Thom spectra arise from maps of loop spaces to the classifying space of the stable unitary group — they’re the homotopy-theoretic generalization of cobordism theories. Many important spectra in chromatic homotopy theory (MU, BP) are Thom spectra. Truncated Brown-Peterson spectra BP⟨n⟩ — which capture chromatic information at height ≤ n — are natural candidates to be Thom spectra as well.

They’re not, at least for n ≥ 2 at the prime 2 (arXiv:2603.11440). The proof uses topological Hochschild homology with specific coefficient systems, computed via a new variant of the Brun spectral sequence. The THH computation detects an obstruction: if BP⟨n⟩ were a Thom spectrum with the expected E_3-MU-algebra structure, its THH would have a specific form. It doesn’t.

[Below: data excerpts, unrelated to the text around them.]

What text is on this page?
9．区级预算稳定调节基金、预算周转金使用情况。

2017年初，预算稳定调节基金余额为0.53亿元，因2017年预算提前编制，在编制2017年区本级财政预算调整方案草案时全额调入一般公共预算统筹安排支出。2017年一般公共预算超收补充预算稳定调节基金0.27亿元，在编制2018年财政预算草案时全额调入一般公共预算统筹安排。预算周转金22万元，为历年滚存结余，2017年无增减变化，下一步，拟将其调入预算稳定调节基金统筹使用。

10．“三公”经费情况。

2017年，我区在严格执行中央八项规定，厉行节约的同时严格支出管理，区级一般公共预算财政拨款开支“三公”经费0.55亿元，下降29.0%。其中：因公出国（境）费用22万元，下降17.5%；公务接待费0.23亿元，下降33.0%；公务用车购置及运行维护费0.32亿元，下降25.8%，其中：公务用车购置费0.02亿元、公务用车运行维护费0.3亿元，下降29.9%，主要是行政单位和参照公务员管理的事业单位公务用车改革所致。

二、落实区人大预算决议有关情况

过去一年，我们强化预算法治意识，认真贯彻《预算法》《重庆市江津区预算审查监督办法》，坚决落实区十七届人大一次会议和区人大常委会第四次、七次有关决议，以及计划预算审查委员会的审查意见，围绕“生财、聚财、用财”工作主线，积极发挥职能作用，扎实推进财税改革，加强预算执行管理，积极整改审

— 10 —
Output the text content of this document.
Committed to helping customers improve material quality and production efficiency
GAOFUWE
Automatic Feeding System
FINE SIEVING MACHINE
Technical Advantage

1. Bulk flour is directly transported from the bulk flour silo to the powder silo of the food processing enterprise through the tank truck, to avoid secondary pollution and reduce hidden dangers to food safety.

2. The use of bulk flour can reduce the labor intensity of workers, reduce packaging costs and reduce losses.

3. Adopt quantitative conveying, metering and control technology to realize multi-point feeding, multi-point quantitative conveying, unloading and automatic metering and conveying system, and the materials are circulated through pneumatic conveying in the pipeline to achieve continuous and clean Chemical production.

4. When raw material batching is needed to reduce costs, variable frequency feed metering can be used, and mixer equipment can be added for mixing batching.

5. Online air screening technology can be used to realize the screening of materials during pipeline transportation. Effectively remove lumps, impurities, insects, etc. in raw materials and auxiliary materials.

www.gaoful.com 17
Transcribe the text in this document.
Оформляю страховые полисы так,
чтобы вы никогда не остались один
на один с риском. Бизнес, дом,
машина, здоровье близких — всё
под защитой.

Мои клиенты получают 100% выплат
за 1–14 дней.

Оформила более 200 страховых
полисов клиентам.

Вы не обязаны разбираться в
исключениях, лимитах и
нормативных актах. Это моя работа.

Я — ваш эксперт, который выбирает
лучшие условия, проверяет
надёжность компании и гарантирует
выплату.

The structural insight: the Thom spectrum construction is a “geometric” origin for a spectrum — it means the spectrum comes from geometry (cobordism, bundles, classifying spaces). The obstruction says BP⟨n⟩ for n ≥ 2 doesn’t come from geometry in this sense. Its existence is algebraic, not geometric. THH — which computes a form of “free loop space homology” — distinguishes between spectra with geometric origins and those without. The spectra look similar from the outside (both have ring structures, both fit into the chromatic picture), but THH sees inside and finds that the internal structure is different. The tool detects the difference between geometric and algebraic provenance.